Как веер, разворачивался веер, и на каждой складке было нарисовано лицо.
Вон тот, справа, волосатый-волосатый, бородатый-бородатый, с лицом, как смола, с глазами, как деревяшки, он им говорит, он им всем и говорит сидящим рядом. „Вот я был один раз в гостях и там разбил хрустальную вазу“. И смеется до побеления слюны на черных губах, смеется и раскачивается от смеха, к столу и обратно, к столу и обратно, и остановиться не может, так ему хорошо, за фанерой глаз хорошо, что им неприятно, им, сидящим рядом с ним, неприятно, что ему потому и хорошо, что им всем неприятно, и что они все молчат, потому что это они и есть, и это было у них в гостях, где он два года назад разбил вазу, вазу, вазу, единственную хрустальную вазу… „О-о, как я люблю друзей, как я их обожаю, дайте мне еще говядинки!“
Или вот этот, ученый-разученый, в очках, да без очков.
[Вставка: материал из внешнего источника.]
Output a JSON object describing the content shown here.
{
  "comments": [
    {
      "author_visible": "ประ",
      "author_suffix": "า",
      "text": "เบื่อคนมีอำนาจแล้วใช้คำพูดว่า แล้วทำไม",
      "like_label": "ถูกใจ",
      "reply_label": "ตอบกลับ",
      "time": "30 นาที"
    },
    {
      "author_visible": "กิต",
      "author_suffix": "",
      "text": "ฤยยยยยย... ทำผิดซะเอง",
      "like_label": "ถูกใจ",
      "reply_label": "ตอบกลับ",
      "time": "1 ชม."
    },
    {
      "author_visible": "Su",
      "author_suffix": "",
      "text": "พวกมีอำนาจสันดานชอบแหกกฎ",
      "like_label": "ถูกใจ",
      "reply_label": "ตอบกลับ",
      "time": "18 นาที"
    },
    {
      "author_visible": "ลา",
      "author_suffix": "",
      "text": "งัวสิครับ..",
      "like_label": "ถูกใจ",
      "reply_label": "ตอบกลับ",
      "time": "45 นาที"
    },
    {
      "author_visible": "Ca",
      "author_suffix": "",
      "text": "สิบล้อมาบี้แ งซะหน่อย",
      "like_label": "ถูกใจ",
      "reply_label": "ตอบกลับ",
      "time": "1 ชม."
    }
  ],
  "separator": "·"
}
Где твои очки? Что, ничего не видишь? Меня видишь? Я ж твоя истина. Ты, че, не понял? Где твой институт? Нет тваво института. Давай – продавай, пока не поздно, за бугор, а сам – в ларек. „Водочки не хотите?“ А сам за лоток: „Книжечку не купите?“ Вон тому господину продай, в бобровом воротнике, с мыльной рожей, ах, посмотрите, как он ковыряет в зубах золотистой зубочисткой, иностранной зубочисткой, чудо века, зубочисткой заводной, бип-боп, сама чистит, только кнопки нажимай, а она будет чистить, чистить, чистить. О нет, этому не помешает его нос, этот будет трахать, так трахать…
Апчхи! Да только не вас, синьорина. Вам скоро пятьдесят, а вы все кричите: „Наслаждаться жизнью, наслаждаться жизнью!“ Танцуете в ночном клубе на столе среди этих информационных европейцев, чтобы было все, как в Монако, днем в офисе струя говнеца посредством высоких технологий профигачивает через мозги, а ночью танцы без трусов на столе, может кто и увидит, может, кто и захочет мохнатку. Бр-рр! Только не вон тот восьмидесятилетний диван-кровать. Диван-блядь-кровать-сорос-ебаный!»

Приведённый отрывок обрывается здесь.